The global tennis community has grown alarmed as Peng has not been seen since the post and on Monday the governing body of men's tennis (ATP) backed the Women's Tennis Association's (WTA) call for China to investigate the allegations.
"I was recently informed of a fellow tennis player that has gone missing shortly after revealing that she has been sexually abused," said Japan's Osaka.
"Censorship is never OK at any cost, I hope Peng Shuai and her family are safe and OK.
"I'm in shock of the current situation and I'm sending love and light her way. #whereispengshuai."
WTA chief Simon told the New York Times on Sunday that no one at the Tour has talked directly to Peng but that he had received assurances from the Chinese Tennis Association that she was safe "and not under any physical threat".
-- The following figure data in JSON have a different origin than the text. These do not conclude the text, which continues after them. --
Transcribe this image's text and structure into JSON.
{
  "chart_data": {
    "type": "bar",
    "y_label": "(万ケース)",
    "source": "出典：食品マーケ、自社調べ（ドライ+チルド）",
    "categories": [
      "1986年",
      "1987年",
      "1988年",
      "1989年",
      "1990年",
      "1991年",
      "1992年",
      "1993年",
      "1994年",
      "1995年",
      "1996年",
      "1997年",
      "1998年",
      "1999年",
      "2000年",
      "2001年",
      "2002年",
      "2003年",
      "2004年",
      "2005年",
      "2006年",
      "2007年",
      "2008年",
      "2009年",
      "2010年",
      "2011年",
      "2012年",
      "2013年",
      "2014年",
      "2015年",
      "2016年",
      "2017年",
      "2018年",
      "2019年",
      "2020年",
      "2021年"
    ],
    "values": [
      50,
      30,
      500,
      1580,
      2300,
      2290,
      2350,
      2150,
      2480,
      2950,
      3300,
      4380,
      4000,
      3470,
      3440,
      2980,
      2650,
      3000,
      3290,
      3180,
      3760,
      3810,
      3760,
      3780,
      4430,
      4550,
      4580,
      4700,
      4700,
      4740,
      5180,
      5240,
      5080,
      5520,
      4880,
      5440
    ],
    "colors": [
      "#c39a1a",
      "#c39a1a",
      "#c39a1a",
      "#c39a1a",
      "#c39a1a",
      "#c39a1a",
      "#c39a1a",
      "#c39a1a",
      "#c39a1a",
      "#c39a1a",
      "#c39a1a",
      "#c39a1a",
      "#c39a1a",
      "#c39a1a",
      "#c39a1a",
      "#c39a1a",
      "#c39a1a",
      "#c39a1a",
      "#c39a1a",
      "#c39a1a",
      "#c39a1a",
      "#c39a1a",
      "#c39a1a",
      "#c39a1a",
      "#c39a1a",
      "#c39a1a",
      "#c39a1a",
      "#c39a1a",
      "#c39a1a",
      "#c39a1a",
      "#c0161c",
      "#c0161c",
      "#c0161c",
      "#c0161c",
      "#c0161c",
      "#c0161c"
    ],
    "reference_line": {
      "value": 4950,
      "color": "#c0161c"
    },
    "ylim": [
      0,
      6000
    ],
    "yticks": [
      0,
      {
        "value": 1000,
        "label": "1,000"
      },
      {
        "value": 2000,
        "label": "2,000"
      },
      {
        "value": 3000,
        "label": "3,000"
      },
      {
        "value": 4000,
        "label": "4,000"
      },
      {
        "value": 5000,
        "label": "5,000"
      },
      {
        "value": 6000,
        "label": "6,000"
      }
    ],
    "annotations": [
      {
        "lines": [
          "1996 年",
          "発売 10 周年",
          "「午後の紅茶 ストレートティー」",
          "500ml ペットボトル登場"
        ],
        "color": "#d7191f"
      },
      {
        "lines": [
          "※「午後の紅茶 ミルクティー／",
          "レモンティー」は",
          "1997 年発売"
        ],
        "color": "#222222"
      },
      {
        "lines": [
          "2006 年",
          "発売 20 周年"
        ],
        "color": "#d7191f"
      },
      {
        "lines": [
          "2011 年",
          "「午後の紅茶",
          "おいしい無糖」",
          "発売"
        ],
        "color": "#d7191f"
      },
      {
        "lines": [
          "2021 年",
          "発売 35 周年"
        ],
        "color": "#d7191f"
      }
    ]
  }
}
China's State Council Information office and the Chinese Tennis Association did not immediately respond to requests for comment when the WTA issued its statement.
The 35-year-old Peng was the first Chinese player to top the world rankings when she was doubles No 1 in 2014. She won doubles titles at Wimbledon in 2013 and the French Open in 2014.
China's internet is heavily censored and the private lives of top leaders are an especially sensitive subject.
Zhang, now 75, was a vice premier between 2013 and 2018 and served on the Politburo Standing Committee between 2012 and 2017.